Cattle & Ranch Report

July 31, 2024 
 
Live Cattle:
Bonds made a new high from contract low today.  A signal of a need to lower rates, or better stated, stimulate.  Energy is believed initiating a bear market trend.  Consumers are believed to have begun to shift again, although resilience in beef demand appears to remain interesting. I don’t know what to expect next in price direction, but do know what can be done to avoid a negative connotation or capitalize on a positive one.  I recommend owning the at the money put option in the contract month you will be marketing inventory in.  This is a sales solicitation.  I fully understand I sound like a broken record, but simply looking at the chart’s volatility, there is little to think other than continuing to skip until someone moves the needle to the next song. The consumer is believed the one to move the needle at this point of the bull market as all aspects of supply are pretty much known.
Feeder Cattle:
Futures reversed from a lower opening this morning.

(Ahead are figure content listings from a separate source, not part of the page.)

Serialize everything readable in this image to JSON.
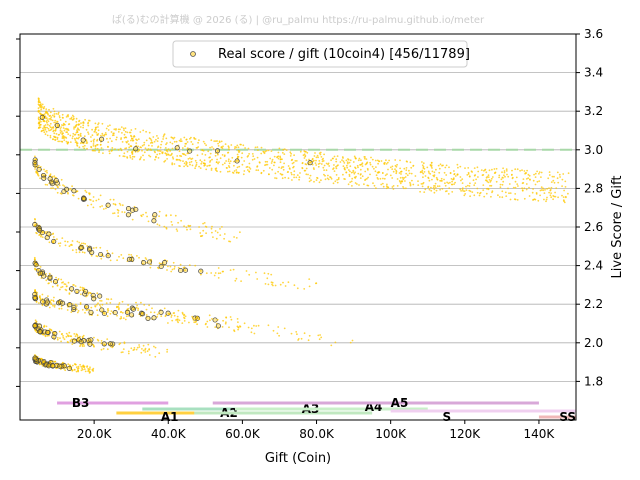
{
  "watermark": "ぱ(る)むの計算機 @ 2026 (る) | @ru_palmu  https://ru-palmu.github.io/meter",
  "chart_data": {
    "type": "scatter",
    "xlabel": "Gift (Coin)",
    "ylabel": "Live Score / Gift",
    "xlim": [
      0,
      150000
    ],
    "ylim": [
      1.6,
      3.6
    ],
    "x_ticks": [
      20000,
      40000,
      60000,
      80000,
      100000,
      120000,
      140000
    ],
    "x_tick_labels": [
      "20.0K",
      "40.0K",
      "60.0K",
      "80.0K",
      "100K",
      "120K",
      "140K"
    ],
    "y_ticks": [
      1.8,
      2.0,
      2.2,
      2.4,
      2.6,
      2.8,
      3.0,
      3.2,
      3.4,
      3.6
    ],
    "y_tick_labels": [
      "1.8",
      "2.0",
      "2.2",
      "2.4",
      "2.6",
      "2.8",
      "3.0",
      "3.2",
      "3.4",
      "3.6"
    ],
    "y_axis_side": "right",
    "grid": "horizontal",
    "reference_line": {
      "y": 3.0,
      "color": "#a8d8a8",
      "style": "dashed"
    },
    "legend": {
      "label": "Real score / gift (10coin4) [456/11789]",
      "position": "top-center"
    },
    "series": [
      {
        "name": "Real score / gift",
        "color": "#ffc800",
        "marker": "dot",
        "bands": [
          {
            "from_x": 5000,
            "to_x": 148000,
            "y_start": 3.2,
            "y_end": 2.8,
            "spread": 0.08
          },
          {
            "from_x": 4000,
            "to_x": 60000,
            "y_start": 2.95,
            "y_end": 2.55,
            "spread": 0.04
          },
          {
            "from_x": 4000,
            "to_x": 80000,
            "y_start": 2.62,
            "y_end": 2.3,
            "spread": 0.03
          },
          {
            "from_x": 4000,
            "to_x": 90000,
            "y_start": 2.42,
            "y_end": 2.0,
            "spread": 0.03
          },
          {
            "from_x": 4000,
            "to_x": 60000,
            "y_start": 2.25,
            "y_end": 2.1,
            "spread": 0.03
          },
          {
            "from_x": 4000,
            "to_x": 40000,
            "y_start": 2.1,
            "y_end": 1.95,
            "spread": 0.03
          },
          {
            "from_x": 4000,
            "to_x": 20000,
            "y_start": 1.92,
            "y_end": 1.86,
            "spread": 0.02
          }
        ]
      }
    ],
    "rank_ranges": [
      {
        "label": "B3",
        "from": 10000,
        "to": 40000,
        "color": "#e0a0e0",
        "label_x": 14000
      },
      {
        "label": "A1",
        "from": 26000,
        "to": 55000,
        "color": "#ffd040",
        "label_x": 38000
      },
      {
        "label": "A2",
        "from": 33000,
        "to": 70000,
        "color": "#a8e0c0",
        "label_x": 54000
      },
      {
        "label": "A3",
        "from": 47000,
        "to": 95000,
        "color": "#c0e8c0",
        "label_x": 76000
      },
      {
        "label": "A4",
        "from": 58000,
        "to": 110000,
        "color": "#c8f0c8",
        "label_x": 93000
      },
      {
        "label": "A5",
        "from": 52000,
        "to": 140000,
        "color": "#d8a8d8",
        "label_x": 100000
      },
      {
        "label": "S",
        "from": 100000,
        "to": 150000,
        "color": "#f0d0f0",
        "label_x": 114000
      },
      {
        "label": "SS",
        "from": 140000,
        "to": 150000,
        "color": "#f0b8b8",
        "label_x": 145500
      }
    ]
  }
}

This is about as normal as has been for the past 3 weeks now as traders continue to traverse the $5.00 range over and over again.  The continual contraction builds anxiety towards the breakout.  When it takes place, it will be the obvious one could ever look at in hindsight.  Since hindsight is yet available, I want to avoid any possible negative connotation that may arise, while still allowing for a predetermined benefit that may arise.  Were prices to continue higher, the benefit would just be that much higher of a sale.  Were prices to move lower, the benefit would just be that you sold cattle that much higher.  When viewing the index chart, and showing where you are in relation to previous months and years of trading, it gives you a good idea of what price erosion can materialize, as well as what may possibly come as some continue to garner more market share. Even with all of the premiums gone, now trading in a positive basis, there remains the ability to capture the current price, with an opportunity to still exceed the current index high, were that to materialize.  I recommend you buy the at the money put and sell the $10.00 out of the money call in the contract month you will marketing inventory in as close to expiration as possible. This is a sales solicitation.  In my opinion alone, I recommend you get this done while prices are still within the 3-week price range, and currently higher on the day.  This is a sales solicitation.